Le style de gouvernance de Jim Pillen se caractérise par une certaine rugosité, héritée peut-être de ses années sur les terrains de football et dans les parcs d'engraissement. Il privilégie l'efficacité et le résultat à la conciliation, n'hésitant pas à user de son pouvoir de nomination pour placer des alliés fidèles aux postes clés, comme en témoigne la nomination de son prédécesseur Pete Ricketts au Sénat des États-Unis pour remplacer Ben Sasse. Ce geste, perçu par ses détracteurs comme un renvoi d'ascenseur politique, illustre la solidité des réseaux de pouvoir qui structurent la politique du Nebraska, une oligarchie républicaine où les loyautés personnelles et les alliances stratégiques jouent un rôle déterminant.
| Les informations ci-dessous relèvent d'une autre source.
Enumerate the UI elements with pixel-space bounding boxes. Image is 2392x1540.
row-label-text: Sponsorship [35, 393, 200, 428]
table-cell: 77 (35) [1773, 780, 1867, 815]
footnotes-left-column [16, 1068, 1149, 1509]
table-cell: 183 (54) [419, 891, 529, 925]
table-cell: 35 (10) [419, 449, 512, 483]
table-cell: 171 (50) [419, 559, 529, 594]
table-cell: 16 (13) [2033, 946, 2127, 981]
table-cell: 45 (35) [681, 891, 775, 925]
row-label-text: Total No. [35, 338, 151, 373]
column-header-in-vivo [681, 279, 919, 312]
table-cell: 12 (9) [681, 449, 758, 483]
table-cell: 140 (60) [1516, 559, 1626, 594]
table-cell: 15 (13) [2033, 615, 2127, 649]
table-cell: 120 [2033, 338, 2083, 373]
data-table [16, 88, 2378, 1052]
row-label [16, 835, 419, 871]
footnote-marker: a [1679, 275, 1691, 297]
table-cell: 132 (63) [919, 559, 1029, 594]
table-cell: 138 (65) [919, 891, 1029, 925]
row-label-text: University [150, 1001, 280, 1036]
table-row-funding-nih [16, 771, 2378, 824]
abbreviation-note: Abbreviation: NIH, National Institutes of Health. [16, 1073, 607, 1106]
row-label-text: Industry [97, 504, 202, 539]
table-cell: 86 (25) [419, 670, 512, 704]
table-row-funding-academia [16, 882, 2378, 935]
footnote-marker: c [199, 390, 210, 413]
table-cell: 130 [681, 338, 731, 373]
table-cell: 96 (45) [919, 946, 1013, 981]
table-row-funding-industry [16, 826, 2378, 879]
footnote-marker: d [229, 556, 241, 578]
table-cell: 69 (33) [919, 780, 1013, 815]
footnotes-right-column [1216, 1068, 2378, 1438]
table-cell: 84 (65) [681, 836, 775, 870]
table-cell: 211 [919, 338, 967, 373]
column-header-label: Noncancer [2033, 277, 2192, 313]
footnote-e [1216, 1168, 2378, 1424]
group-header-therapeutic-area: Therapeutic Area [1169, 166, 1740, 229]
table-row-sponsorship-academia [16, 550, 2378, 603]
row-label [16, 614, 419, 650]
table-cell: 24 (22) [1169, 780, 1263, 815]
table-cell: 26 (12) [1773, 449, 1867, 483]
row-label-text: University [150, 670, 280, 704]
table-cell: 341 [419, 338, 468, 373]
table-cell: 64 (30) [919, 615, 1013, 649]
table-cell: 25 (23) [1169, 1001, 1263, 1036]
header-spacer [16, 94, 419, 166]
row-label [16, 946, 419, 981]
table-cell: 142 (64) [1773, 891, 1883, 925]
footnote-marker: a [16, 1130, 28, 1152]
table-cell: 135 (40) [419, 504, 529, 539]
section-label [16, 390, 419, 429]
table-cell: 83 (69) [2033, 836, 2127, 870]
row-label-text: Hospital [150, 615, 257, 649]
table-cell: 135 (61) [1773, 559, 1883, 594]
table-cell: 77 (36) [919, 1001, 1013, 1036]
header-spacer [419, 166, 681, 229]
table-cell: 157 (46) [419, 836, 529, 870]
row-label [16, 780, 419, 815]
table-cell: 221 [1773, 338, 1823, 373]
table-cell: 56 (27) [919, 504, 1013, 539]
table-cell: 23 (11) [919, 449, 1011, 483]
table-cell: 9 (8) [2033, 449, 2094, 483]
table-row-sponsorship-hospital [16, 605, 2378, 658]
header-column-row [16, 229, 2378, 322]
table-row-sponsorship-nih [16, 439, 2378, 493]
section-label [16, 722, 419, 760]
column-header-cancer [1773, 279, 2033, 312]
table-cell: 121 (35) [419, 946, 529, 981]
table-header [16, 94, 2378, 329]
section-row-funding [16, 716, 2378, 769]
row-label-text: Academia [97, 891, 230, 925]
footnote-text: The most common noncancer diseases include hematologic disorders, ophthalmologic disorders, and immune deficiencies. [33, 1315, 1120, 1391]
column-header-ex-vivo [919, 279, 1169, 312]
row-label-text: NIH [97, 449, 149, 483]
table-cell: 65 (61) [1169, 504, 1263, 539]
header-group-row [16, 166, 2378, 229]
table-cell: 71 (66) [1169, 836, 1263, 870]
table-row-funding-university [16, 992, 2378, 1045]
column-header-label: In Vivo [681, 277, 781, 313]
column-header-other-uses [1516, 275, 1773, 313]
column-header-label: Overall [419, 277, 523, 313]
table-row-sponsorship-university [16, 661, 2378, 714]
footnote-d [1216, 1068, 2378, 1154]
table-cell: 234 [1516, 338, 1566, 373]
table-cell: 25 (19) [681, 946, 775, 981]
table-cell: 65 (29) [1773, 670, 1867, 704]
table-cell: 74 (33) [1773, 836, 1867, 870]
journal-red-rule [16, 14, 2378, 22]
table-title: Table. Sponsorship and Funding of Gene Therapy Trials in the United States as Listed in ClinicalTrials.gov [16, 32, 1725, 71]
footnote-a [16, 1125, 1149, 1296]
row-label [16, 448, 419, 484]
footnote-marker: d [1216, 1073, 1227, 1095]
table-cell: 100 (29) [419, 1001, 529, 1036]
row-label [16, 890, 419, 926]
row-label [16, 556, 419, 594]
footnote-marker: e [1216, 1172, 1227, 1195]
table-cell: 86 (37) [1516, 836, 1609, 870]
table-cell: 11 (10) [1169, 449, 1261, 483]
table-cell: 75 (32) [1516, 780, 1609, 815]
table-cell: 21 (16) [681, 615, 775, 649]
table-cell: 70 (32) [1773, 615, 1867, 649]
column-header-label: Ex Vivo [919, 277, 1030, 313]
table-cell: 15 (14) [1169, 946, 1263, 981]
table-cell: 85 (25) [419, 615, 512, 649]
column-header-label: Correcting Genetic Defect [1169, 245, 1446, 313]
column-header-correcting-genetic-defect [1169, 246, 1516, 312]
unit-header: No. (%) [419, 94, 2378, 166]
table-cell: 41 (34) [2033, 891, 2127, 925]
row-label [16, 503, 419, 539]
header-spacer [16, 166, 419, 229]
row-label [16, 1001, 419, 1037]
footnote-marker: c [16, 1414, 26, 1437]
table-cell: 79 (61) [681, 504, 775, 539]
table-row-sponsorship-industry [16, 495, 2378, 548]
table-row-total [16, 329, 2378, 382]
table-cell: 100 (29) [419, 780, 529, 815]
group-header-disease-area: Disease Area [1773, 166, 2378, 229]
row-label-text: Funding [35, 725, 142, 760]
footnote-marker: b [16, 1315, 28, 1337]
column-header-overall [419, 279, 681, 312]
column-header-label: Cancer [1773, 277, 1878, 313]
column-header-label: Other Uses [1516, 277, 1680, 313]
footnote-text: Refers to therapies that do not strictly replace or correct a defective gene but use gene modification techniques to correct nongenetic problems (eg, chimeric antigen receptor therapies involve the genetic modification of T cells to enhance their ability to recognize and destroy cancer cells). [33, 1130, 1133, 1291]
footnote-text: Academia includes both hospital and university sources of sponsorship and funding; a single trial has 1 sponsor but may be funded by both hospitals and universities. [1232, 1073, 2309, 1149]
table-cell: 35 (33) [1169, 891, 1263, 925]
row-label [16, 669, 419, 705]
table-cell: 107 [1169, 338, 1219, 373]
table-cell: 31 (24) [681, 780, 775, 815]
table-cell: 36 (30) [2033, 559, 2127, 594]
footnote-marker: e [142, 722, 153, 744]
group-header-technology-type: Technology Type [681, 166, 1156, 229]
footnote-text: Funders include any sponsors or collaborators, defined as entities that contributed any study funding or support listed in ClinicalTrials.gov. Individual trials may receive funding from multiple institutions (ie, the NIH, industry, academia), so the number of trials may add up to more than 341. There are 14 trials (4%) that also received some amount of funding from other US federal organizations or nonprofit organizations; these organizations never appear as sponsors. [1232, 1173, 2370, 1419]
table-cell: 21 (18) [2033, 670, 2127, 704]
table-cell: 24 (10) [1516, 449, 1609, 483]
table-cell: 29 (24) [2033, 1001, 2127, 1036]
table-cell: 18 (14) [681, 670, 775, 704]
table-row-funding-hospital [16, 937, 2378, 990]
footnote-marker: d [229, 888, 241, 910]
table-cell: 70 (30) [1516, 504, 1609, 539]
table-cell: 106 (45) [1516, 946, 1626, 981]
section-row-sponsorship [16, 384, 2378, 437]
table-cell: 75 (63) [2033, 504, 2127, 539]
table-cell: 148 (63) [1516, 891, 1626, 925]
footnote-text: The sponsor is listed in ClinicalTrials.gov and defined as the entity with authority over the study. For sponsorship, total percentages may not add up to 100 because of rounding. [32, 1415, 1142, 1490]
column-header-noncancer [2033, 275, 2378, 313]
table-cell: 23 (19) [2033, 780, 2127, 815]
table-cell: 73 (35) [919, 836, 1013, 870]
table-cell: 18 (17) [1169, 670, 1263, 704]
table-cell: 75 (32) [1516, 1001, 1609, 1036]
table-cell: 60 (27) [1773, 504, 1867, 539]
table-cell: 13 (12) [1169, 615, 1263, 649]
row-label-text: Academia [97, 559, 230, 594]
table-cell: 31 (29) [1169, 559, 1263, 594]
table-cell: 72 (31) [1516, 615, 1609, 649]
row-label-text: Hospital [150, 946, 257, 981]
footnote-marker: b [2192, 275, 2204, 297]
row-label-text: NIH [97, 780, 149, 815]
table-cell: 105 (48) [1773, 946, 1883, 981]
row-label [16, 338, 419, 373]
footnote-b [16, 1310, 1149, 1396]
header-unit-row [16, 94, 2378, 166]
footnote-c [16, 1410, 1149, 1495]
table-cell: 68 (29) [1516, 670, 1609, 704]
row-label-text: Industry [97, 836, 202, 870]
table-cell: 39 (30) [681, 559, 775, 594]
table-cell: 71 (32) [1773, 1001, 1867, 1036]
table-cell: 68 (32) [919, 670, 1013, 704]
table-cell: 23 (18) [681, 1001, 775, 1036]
Au-delà des polémiques, l'action de Jim Pillen s'efforce également de répondre aux défis démographiques de l'État. Conscient de l'exode rural et du vieillissement de la population, il tente de promouvoir le Nebraska comme un havre de stabilité et de prospérité pour les familles, vantant la qualité de vie et les valeurs communautaires du Midwest. Il parcourt inlassablement l'État, des petites villes des Sandhills aux quartiers d'affaires d'Omaha, prêchant l'évangile du « bon sens » (common sense) et de la responsabilité fiscale. Son discours, souvent dénué d'artifices rhétoriques, résonne auprès d'une population qui se sent souvent incomprise ou méprisée par les élites côtières.
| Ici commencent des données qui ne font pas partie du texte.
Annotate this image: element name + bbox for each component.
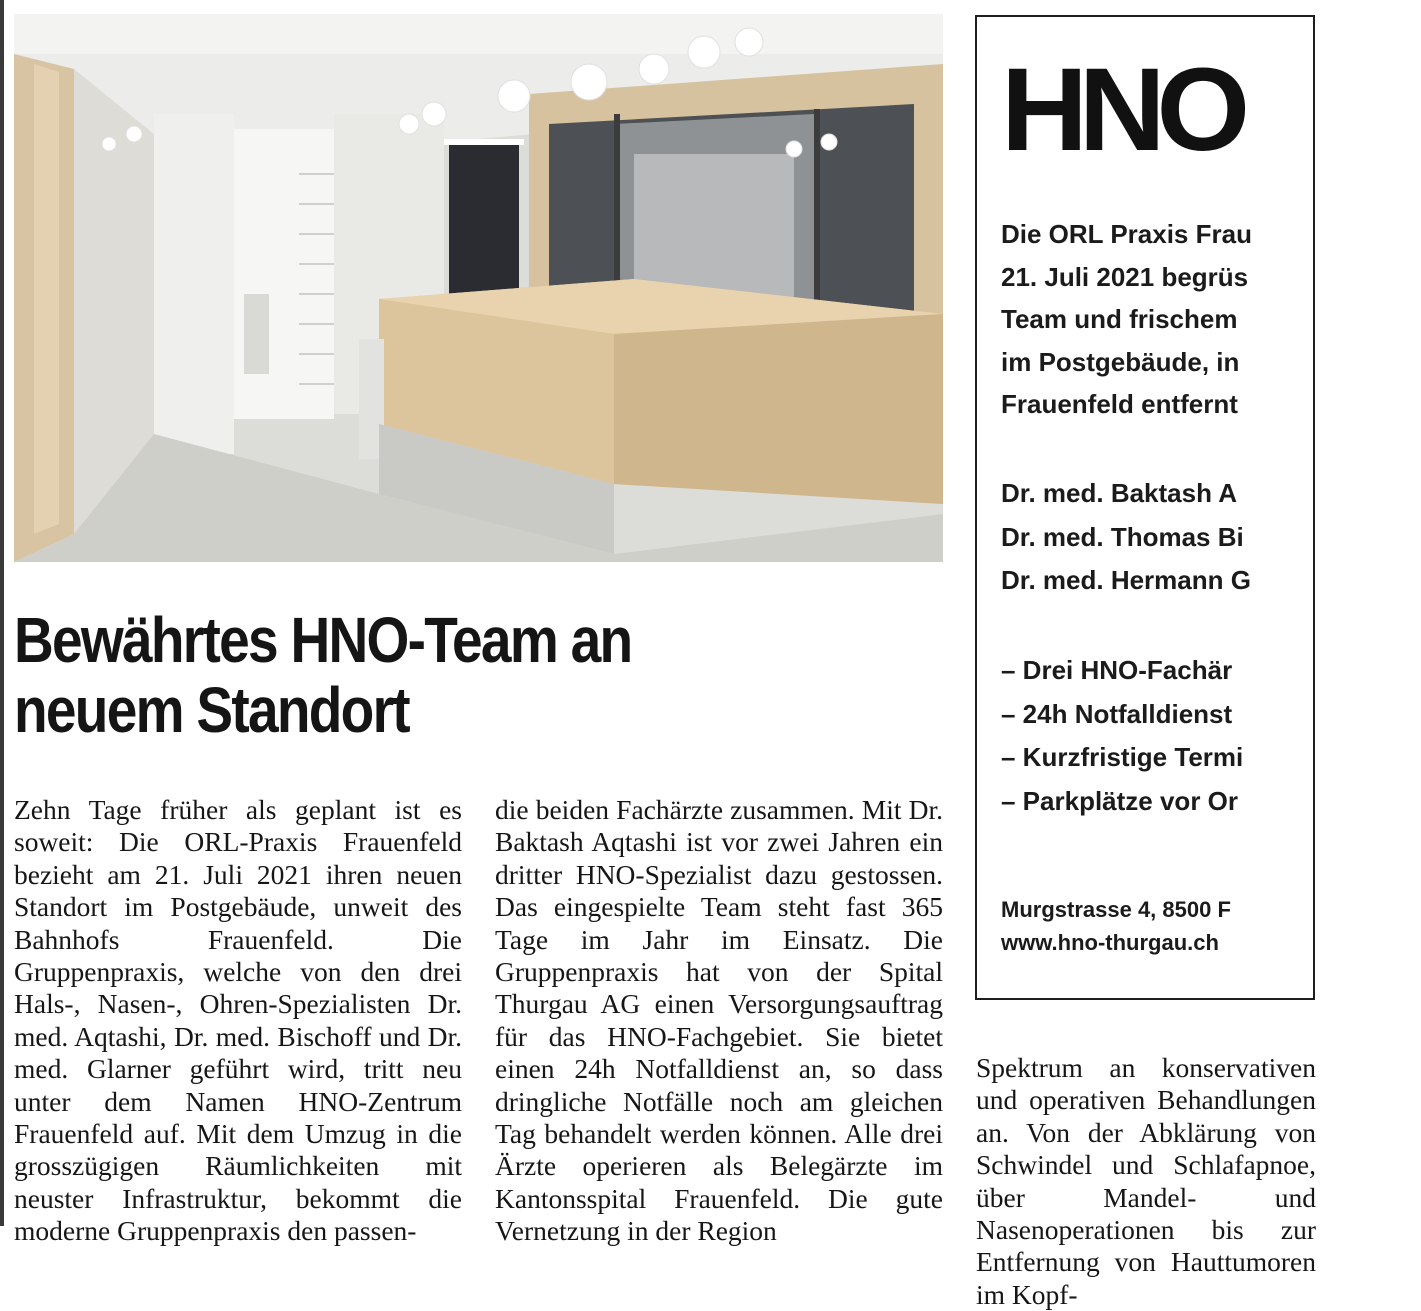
ad-doctor-item: Dr. med. Thomas Bi <box>1001 521 1244 552</box>
ad-doctor-item: Dr. med. Hermann G <box>1001 565 1251 595</box>
ad-address: Murgstrasse 4, 8500 F <box>1001 897 1231 922</box>
ad-feature-item: – Drei HNO-Fachär <box>1001 655 1233 685</box>
ad-intro-line: Team und frischem <box>1001 304 1238 334</box>
ad-doctor-list <box>1001 472 1251 603</box>
article-headline <box>14 605 814 745</box>
ad-intro-line: Frauenfeld entfernt <box>1001 389 1238 419</box>
article-column-3: Spektrum an konservativen und operativen Behandlungen an. Von der Abklärung von Schwindel und Schlafapnoe, über Mandel- und Nasenoperationen bis zur Entfernung von Hauttumoren im Kopf- <box>976 1052 1316 1310</box>
ad-intro-line: 21. Juli 2021 begrüs <box>1001 261 1249 292</box>
ad-doctor-item: Dr. med. Baktash A <box>1001 478 1238 508</box>
ad-contact <box>1001 893 1231 959</box>
reception-area-photo <box>14 14 943 562</box>
headline-line-1: Bewährtes HNO-Team an <box>14 604 632 676</box>
ad-feature-item: – Parkplätze vor Or <box>1001 785 1238 816</box>
ad-intro-line: Die ORL Praxis Frau <box>1001 219 1252 249</box>
article-column-2: die beiden Fachärzte zusammen. Mit Dr. Baktash Aqtashi ist vor zwei Jahren ein dritter HNO-Spezialist dazu gestossen. Das eingespielte Team steht fast 365 Tage im Jahr im Einsatz. Die Gruppenpraxis hat von der Spital Thurgau AG einen Versorgungsauftrag für das HNO-Fachgebiet. Sie bietet einen 24h Notfalldienst an, so dass dringliche Notfälle noch am gleichen Tag behandelt werden können. Alle drei Ärzte operieren als Belegärzte im Kantonsspital Frauenfeld. Die gute Vernetzung in der Region <box>495 794 943 1247</box>
article-column-1: Zehn Tage früher als geplant ist es soweit: Die ORL-Praxis Frauenfeld bezieht am 21. Juli 2021 ihren neuen Standort im Postgebäude, unweit des Bahnhofs Frauenfeld. Die Gruppenpraxis, welche von den drei Hals-, Nasen-, Ohren-Spezialisten Dr. med. Aqtashi, Dr. med. Bischoff und Dr. med. Glarner geführt wird, tritt neu unter dem Namen HNO-Zentrum Frauenfeld auf. Mit dem Umzug in die grosszügigen Räumlichkeiten mit neuster Infrastruktur, bekommt die moderne Gruppenpraxis den passen- <box>14 794 462 1247</box>
ad-website-link[interactable]: www.hno-thurgau.ch <box>1001 930 1219 955</box>
page-edge-rule <box>0 0 4 1226</box>
headline-line-2: neuem Standort <box>14 674 409 746</box>
hno-advertisement-box <box>975 15 1315 1000</box>
hno-logo: HNO <box>1001 44 1241 176</box>
ad-intro-line: im Postgebäude, in <box>1001 346 1240 377</box>
ad-feature-item: – 24h Notfalldienst <box>1001 698 1233 729</box>
ad-intro-text <box>1001 213 1421 426</box>
ad-feature-item: – Kurzfristige Termi <box>1001 742 1244 772</box>
ad-feature-list <box>1001 649 1243 823</box>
Dans sa gestion quotidienne, le gouverneur doit également composer avec les aléas climatiques et économiques qui frappent régulièrement le secteur agricole, colonne vertébrale de l'État. Sécheresses, fluctuations des prix des matières premières et crises sanitaires animales sont autant de défis qui requièrent une attention constante. Son expérience passée de vétérinaire et d'agriculteur lui confère une expertise technique indéniable sur ces dossiers, lui permettant de dialoguer d'égal à égal avec les producteurs. Cette proximité sociologique avec sa base électorale est son atout majeur, lui assurant une popularité qui résiste aux turbulences politiques nationales.
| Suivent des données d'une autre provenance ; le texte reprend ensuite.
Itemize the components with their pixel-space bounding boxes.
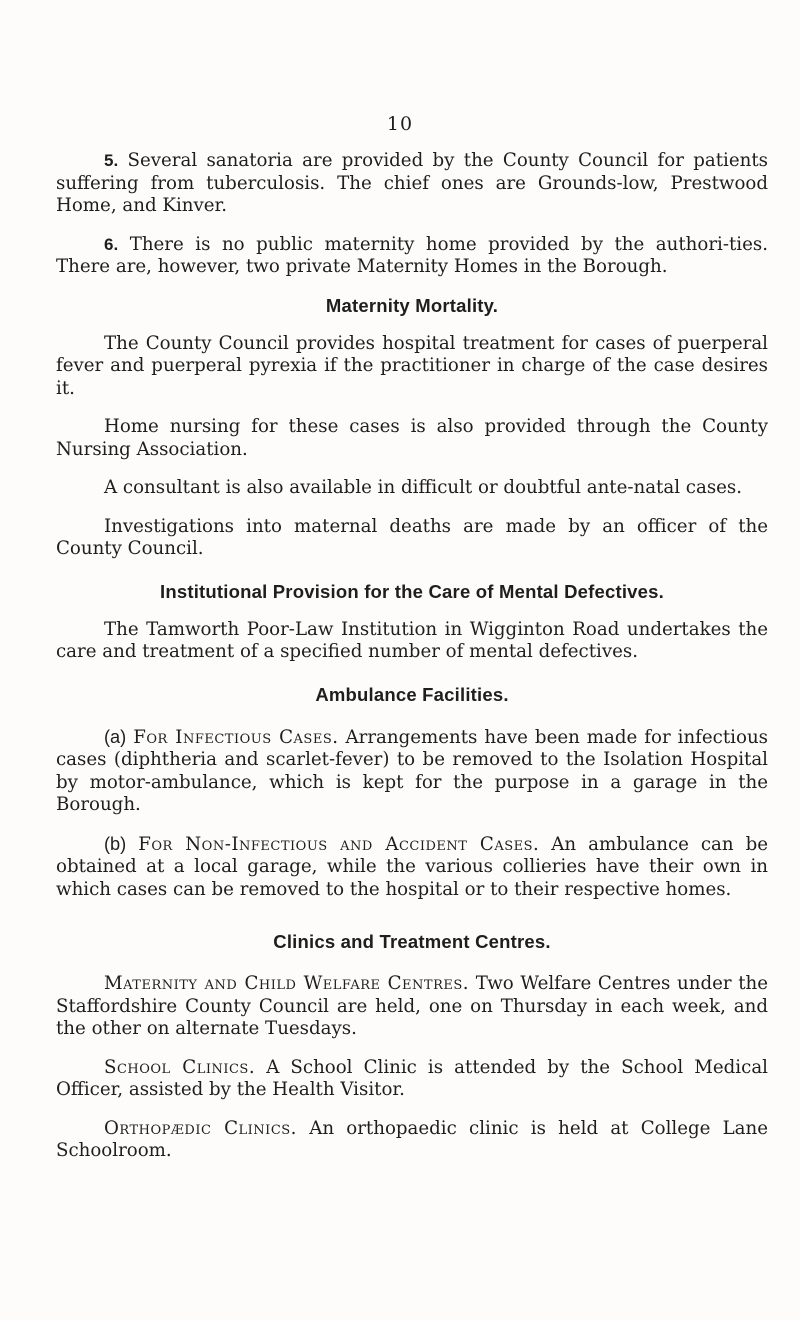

Alors que son mandat progresse, Jim Pillen continue de façonner le Nebraska à son image : un État qui se veut moderne dans ses infrastructures et son économie, mais résolument conservateur dans ses mœurs et ses structures sociales. Il incarne une droite américaine qui ne cherche pas tant la révolution que la préservation d'un ordre établi, menacé selon elle par les mutations rapides de la société contemporaine. Sa trajectoire, de la ferme familiale au manoir du gouverneur, est finalement celle d'une réussite américaine classique, mais revisitée par les impératifs idéologiques du XXIe siècle. Elle nous rappelle que dans les Grandes Plaines, la politique reste avant tout une affaire de terre, de foi et de fidélité aux origines, des valeurs que Jim Pillen s'efforce de perpétuer à travers chaque décision, chaque loi et chaque discours, inscrivant ainsi son nom dans la longue histoire des dirigeants conservateurs de l'Ouest américain.